How to Stay Compliant Under Colorado’s Updated Assisted Living Rules (July 2025)

Colorado’s assisted living regulations (6 CCR 1011-1, Chapter 7) were updated effective July 1, 2025. While the structure of the rules remains familiar, the expectations for how homes operate, document, and train staff are sharper than before.

This guide walks you through exactly what to do as an owner to stay compliant—and avoid avoidable problems.

STEP 1: Treat Compliance as an Operating System (Not a Binder)

What changed:
The 2025 rules reduce ambiguity. Surveyors now have clearer language to enforce expectations that used to be “understood.”

What owners should do:

  • Review policies for realism—not perfection

  • Eliminate policies staff don’t actually follow

  • Align written procedures with daily practice

Owner rule of thumb:
If staff can’t explain the policy in plain English, it’s a liability.

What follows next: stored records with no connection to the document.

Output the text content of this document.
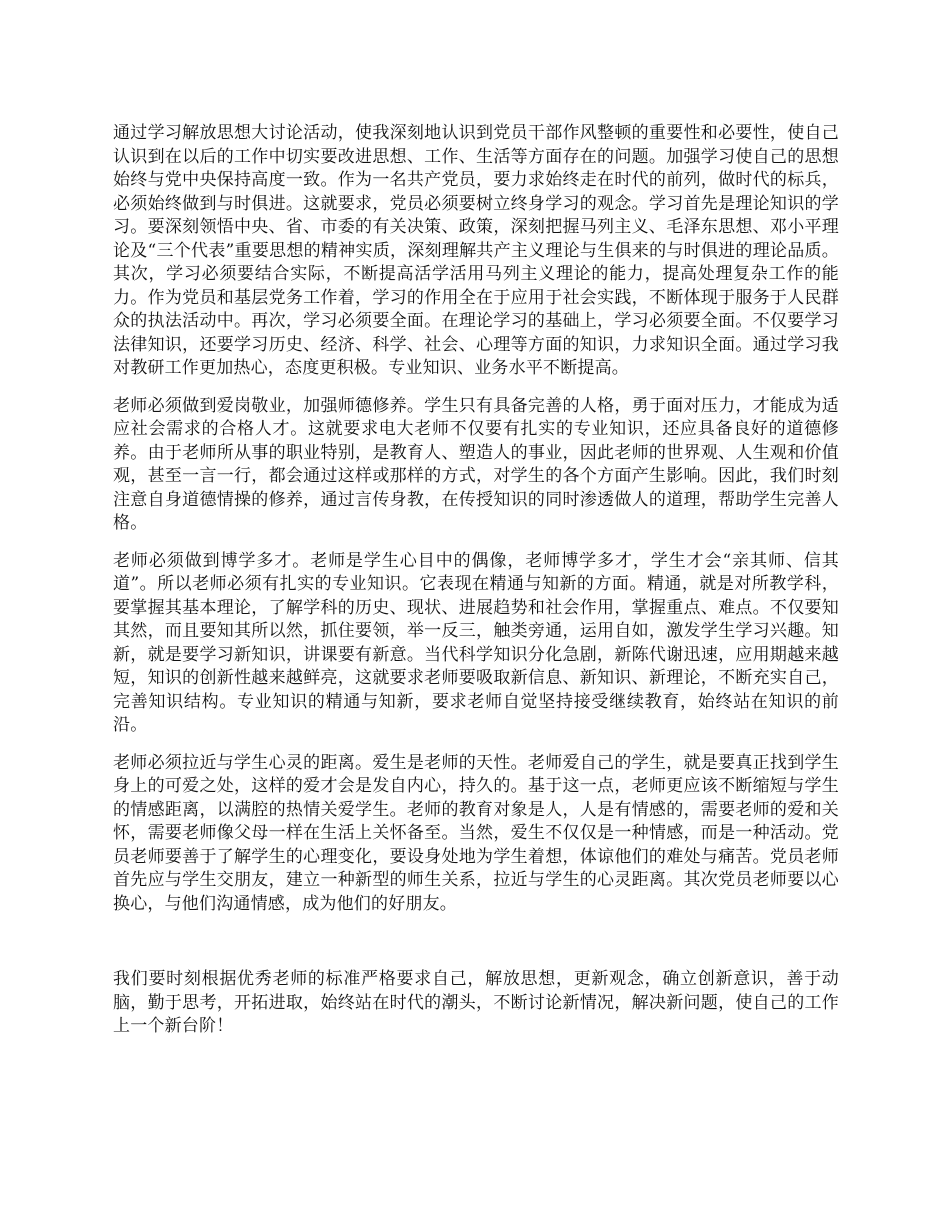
通过学习解放思想大讨论活动，使我深刻地认识到党员干部作风整顿的重要性和必要性，使自己认识到在以后的工作中切实要改进思想、工作、生活等方面存在的问题。加强学习使自己的思想始终与党中央保持高度一致。作为一名共产党员，要力求始终走在时代的前列，做时代的标兵，必须始终做到与时俱进。这就要求，党员必须要树立终身学习的观念。学习首先是理论知识的学习。要深刻领悟中央、省、市委的有关决策、政策，深刻把握马列主义、毛泽东思想、邓小平理论及“三个代表”重要思想的精神实质，深刻理解共产主义理论与生俱来的与时俱进的理论品质。其次，学习必须要结合实际，不断提高活学活用马列主义理论的能力，提高处理复杂工作的能力。作为党员和基层党务工作着，学习的作用全在于应用于社会实践，不断体现于服务于人民群众的执法活动中。再次，学习必须要全面。在理论学习的基础上，学习必须要全面。不仅要学习法律知识，还要学习历史、经济、科学、社会、心理等方面的知识，力求知识全面。通过学习我对教研工作更加热心，态度更积极。专业知识、业务水平不断提高。

老师必须做到爱岗敬业，加强师德修养。学生只有具备完善的人格，勇于面对压力，才能成为适应社会需求的合格人才。这就要求电大老师不仅要有扎实的专业知识，还应具备良好的道德修养。由于老师所从事的职业特别，是教育人、塑造人的事业，因此老师的世界观、人生观和价值观，甚至一言一行，都会通过这样或那样的方式，对学生的各个方面产生影响。因此，我们时刻注意自身道德情操的修养，通过言传身教，在传授知识的同时渗透做人的道理，帮助学生完善人格。

老师必须做到博学多才。老师是学生心目中的偶像，老师博学多才，学生才会“亲其师、信其道”。所以老师必须有扎实的专业知识。它表现在精通与知新的方面。精通，就是对所教学科，要掌握其基本理论，了解学科的历史、现状、进展趋势和社会作用，掌握重点、难点。不仅要知其然，而且要知其所以然，抓住要领，举一反三，触类旁通，运用自如，激发学生学习兴趣。知新，就是要学习新知识，讲课要有新意。当代科学知识分化急剧，新陈代谢迅速，应用期越来越短，知识的创新性越来越鲜亮，这就要求老师要吸取新信息、新知识、新理论，不断充实自己，完善知识结构。专业知识的精通与知新，要求老师自觉坚持接受继续教育，始终站在知识的前沿。

老师必须拉近与学生心灵的距离。爱生是老师的天性。老师爱自己的学生，就是要真正找到学生身上的可爱之处，这样的爱才会是发自内心，持久的。基于这一点，老师更应该不断缩短与学生的情感距离，以满腔的热情关爱学生。老师的教育对象是人，人是有情感的，需要老师的爱和关怀，需要老师像父母一样在生活上关怀备至。当然，爱生不仅仅是一种情感，而是一种活动。党员老师要善于了解学生的心理变化，要设身处地为学生着想，体谅他们的难处与痛苦。党员老师首先应与学生交朋友，建立一种新型的师生关系，拉近与学生的心灵距离。其次党员老师要以心换心，与他们沟通情感，成为他们的好朋友。

我们要时刻根据优秀老师的标准严格要求自己，解放思想，更新观念，确立创新意识，善于动脑，勤于思考，开拓进取，始终站在时代的潮头，不断讨论新情况，解决新问题，使自己的工作上一个新台阶！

STEP 2: Lock Down Your Staffing & Training Proof

What changed:
The rules emphasize staff capability, not just staffing levels—especially around:

  • Falls

  • Lift assistance

  • Emergency decision-making

What owners should do:

  • Confirm staff are trained to assess before calling 911

  • Document fall prevention and lift assistance training

  • Keep training logs survey-ready at all times

Owner checklist:

  • ✔ Training dates logged

  • ✔ Staff signatures on competency acknowledgments

  • ✔ Policies available to emergency responders

STEP 3: Build a Real Fall Management Program (Not Just a Policy)

What changed:
Fall management is now a defined operational responsibility—not an afterthought.

What owners should do:

  • Implement a written fall management program

  • Tie fall risk to individual care plans

  • Document corrective actions after each incident

Survey reality:
Repeated falls without documented intervention = pattern of non-compliance.

STEP 4: Make Care Plans Actually Drive Daily Care

What changed:
CDPHE expects alignment between:

  • Assessments

  • Care plans

  • Engagement activities

What owners should do:

  • Update care plans when conditions change

  • Connect engagement activities to resident abilities

  • Evaluate engagement programs quarterly

Owner insight:
Engagement is no longer “activities”—it’s regulated care.

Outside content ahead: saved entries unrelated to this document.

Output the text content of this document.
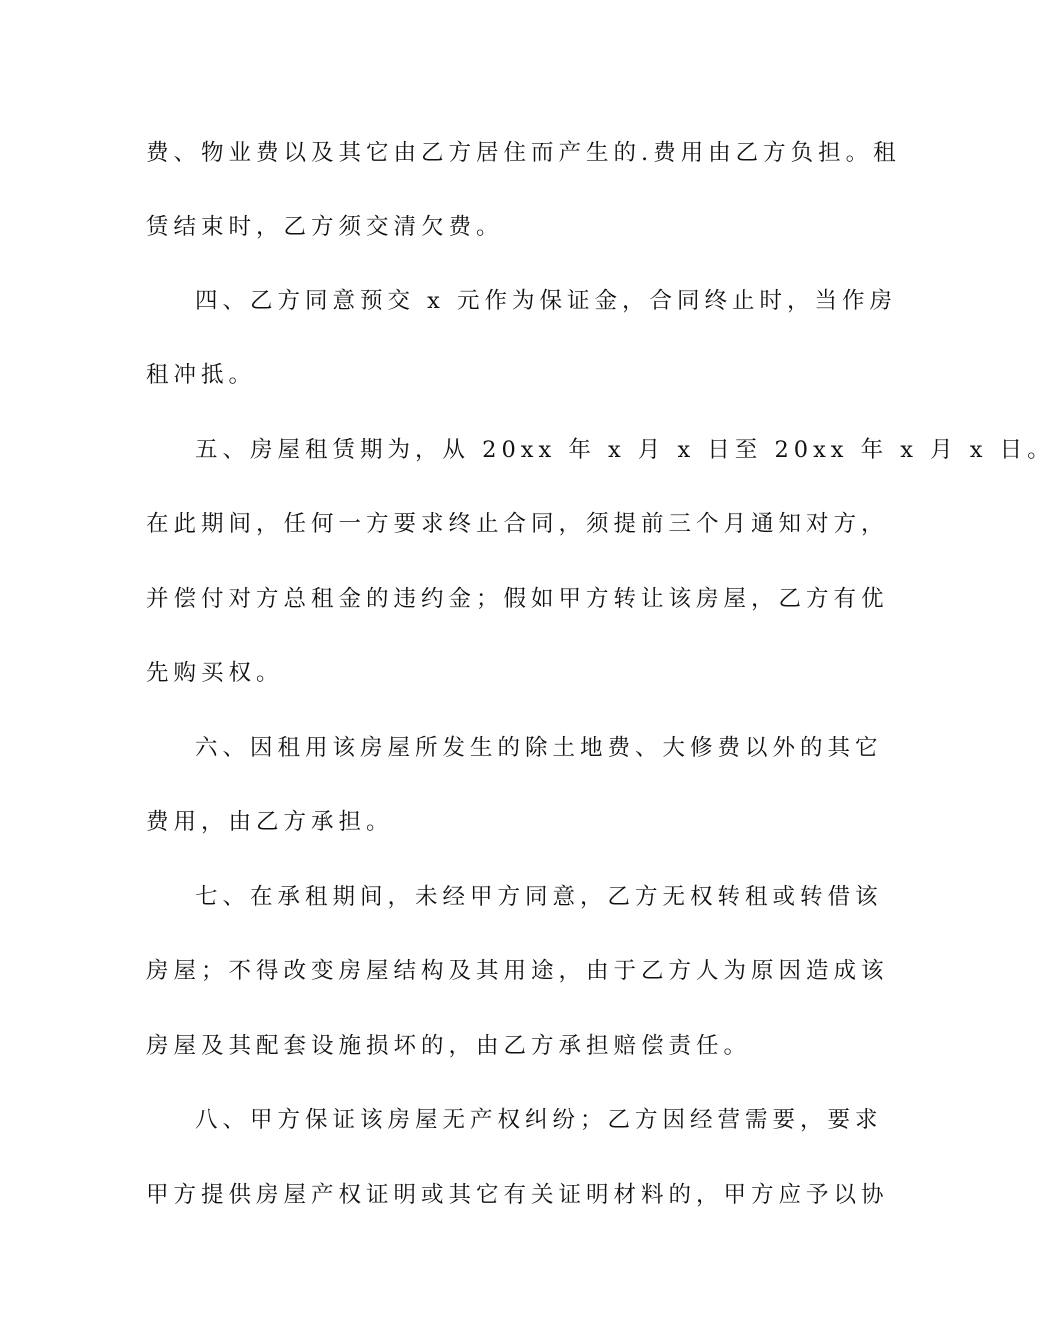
费、物业费以及其它由乙方居住而产生的.费用由乙方负担。租
赁结束时，乙方须交清欠费。
四、乙方同意预交 x 元作为保证金，合同终止时，当作房
租冲抵。
五、房屋租赁期为，从 20xx 年 x 月 x 日至 20xx 年 x 月 x 日。
在此期间，任何一方要求终止合同，须提前三个月通知对方，
并偿付对方总租金的违约金；假如甲方转让该房屋，乙方有优
先购买权。
六、因租用该房屋所发生的除土地费、大修费以外的其它
费用，由乙方承担。
七、在承租期间，未经甲方同意，乙方无权转租或转借该
房屋；不得改变房屋结构及其用途，由于乙方人为原因造成该
房屋及其配套设施损坏的，由乙方承担赔偿责任。
八、甲方保证该房屋无产权纠纷；乙方因经营需要，要求
甲方提供房屋产权证明或其它有关证明材料的，甲方应予以协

STEP 5: Audit Emergency Preparedness & Safety Systems

What changed:
Rules reinforce expectations around:

  • Emergency lighting

  • Communication access

  • Equipment readiness

What owners should do:

  • Confirm battery or generator-powered emergency lighting

  • Ensure emergency phone access independent of household power

  • Keep AED training current if applicable

Quick test:
If power goes out tonight, can staff function immediately?

STEP 6: Re-Check Your Physical Plant—Especially for Acuity Creep

What changed:
Room sizes, bathrooms, accessibility, and safety features are mostly unchanged—but survey tolerance is lower when resident acuity increases.

What owners should do:

  • Review auxiliary aid accessibility

  • Confirm egress routes meet resident needs

  • Watch for triggers that eliminate grandfathering:

    • Renovation

    • Ownership change

    • Higher acuity residents

Owner warning:
Acuity creep creates building compliance issues fast.

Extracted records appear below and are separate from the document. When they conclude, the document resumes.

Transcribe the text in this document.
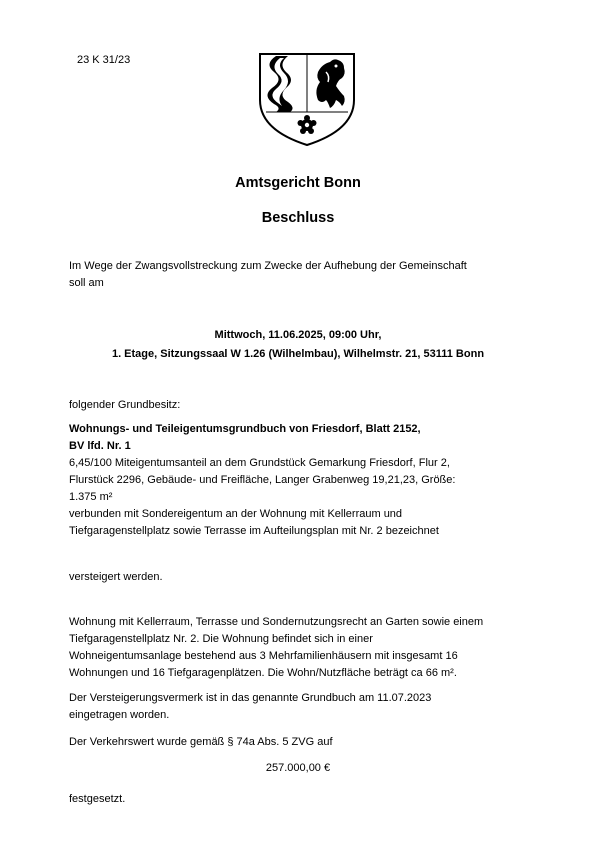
23 K 31/23
Amtsgericht Bonn
Beschluss
Im Wege der Zwangsvollstreckung zum Zwecke der Aufhebung der Gemeinschaft
soll am
Mittwoch, 11.06.2025, 09:00 Uhr,
1. Etage, Sitzungssaal W 1.26 (Wilhelmbau), Wilhelmstr. 21, 53111 Bonn
folgender Grundbesitz:
Wohnungs- und Teileigentumsgrundbuch von Friesdorf, Blatt 2152,
BV lfd. Nr. 1
6,45/100 Miteigentumsanteil an dem Grundstück Gemarkung Friesdorf, Flur 2,
Flurstück 2296, Gebäude- und Freifläche, Langer Grabenweg 19,21,23, Größe:
1.375 m²
verbunden mit Sondereigentum an der Wohnung mit Kellerraum und
Tiefgaragenstellplatz sowie Terrasse im Aufteilungsplan mit Nr. 2 bezeichnet
versteigert werden.
Wohnung mit Kellerraum, Terrasse und Sondernutzungsrecht an Garten sowie einem
Tiefgaragenstellplatz Nr. 2. Die Wohnung befindet sich in einer
Wohneigentumsanlage bestehend aus 3 Mehrfamilienhäusern mit insgesamt 16
Wohnungen und 16 Tiefgaragenplätzen. Die Wohn/Nutzfläche beträgt ca 66 m².
Der Versteigerungsvermerk ist in das genannte Grundbuch am 11.07.2023
eingetragen worden.
Der Verkehrswert wurde gemäß § 74a Abs. 5 ZVG auf
257.000,00 €
festgesetzt.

STEP 7: Tighten Secure Environment Disclosures

What changed:
Secure environment requirements now emphasize transparency and informed consent.

What owners should do:

  • Ensure disclosures match actual restrictions

  • Document monitoring methods (including technology)

  • Align marketing, agreements, and operations

Common mistake:
Saying “memory care” without fully meeting secure environment standards.

STEP 8: Manage Your Survey History Like a Business Asset

What changed:
The 2025 rules make patterns of non-compliance easier for the Department to cite.

What owners should do:

  • Track recurring deficiencies

  • Show corrective action—not just correction

  • Maintain continuity in leadership and procedures

Transaction insight:
Buyers and lenders now scrutinize survey history more than ever.

STEP 9: Update Resident Agreements & Disclosures Annually

What changed:
Rules reinforce that resident agreements cannot waive compliance obligations.

What owners should do:

  • Review agreements annually

  • Align disclosures with current operations

  • Avoid over-promising services or care levels

Owner mantra:
If it’s in writing, you must deliver it.

STEP 10: Run a Self-Survey Before the State Does

What changed:
Surveyors now have better tools. Owners need them too.

What owners should do annually:

  • Walk the building like a surveyor

  • Review 5 random resident files

  • Test staff knowledge on:

    • Falls

    • Lift assistance

    • Emergency response

    • Resident rights

Bottom Line for Owners

The July 2025 Chapter 7 updates don’t change what assisted living is—but they absolutely change how it must be run.

Homes that:

  • Train intentionally

  • Document consistently

  • Align care plans with reality

…will do just fine.

Homes that rely on outdated habits, informal practices, or “we’ve always done it this way” are now exposed.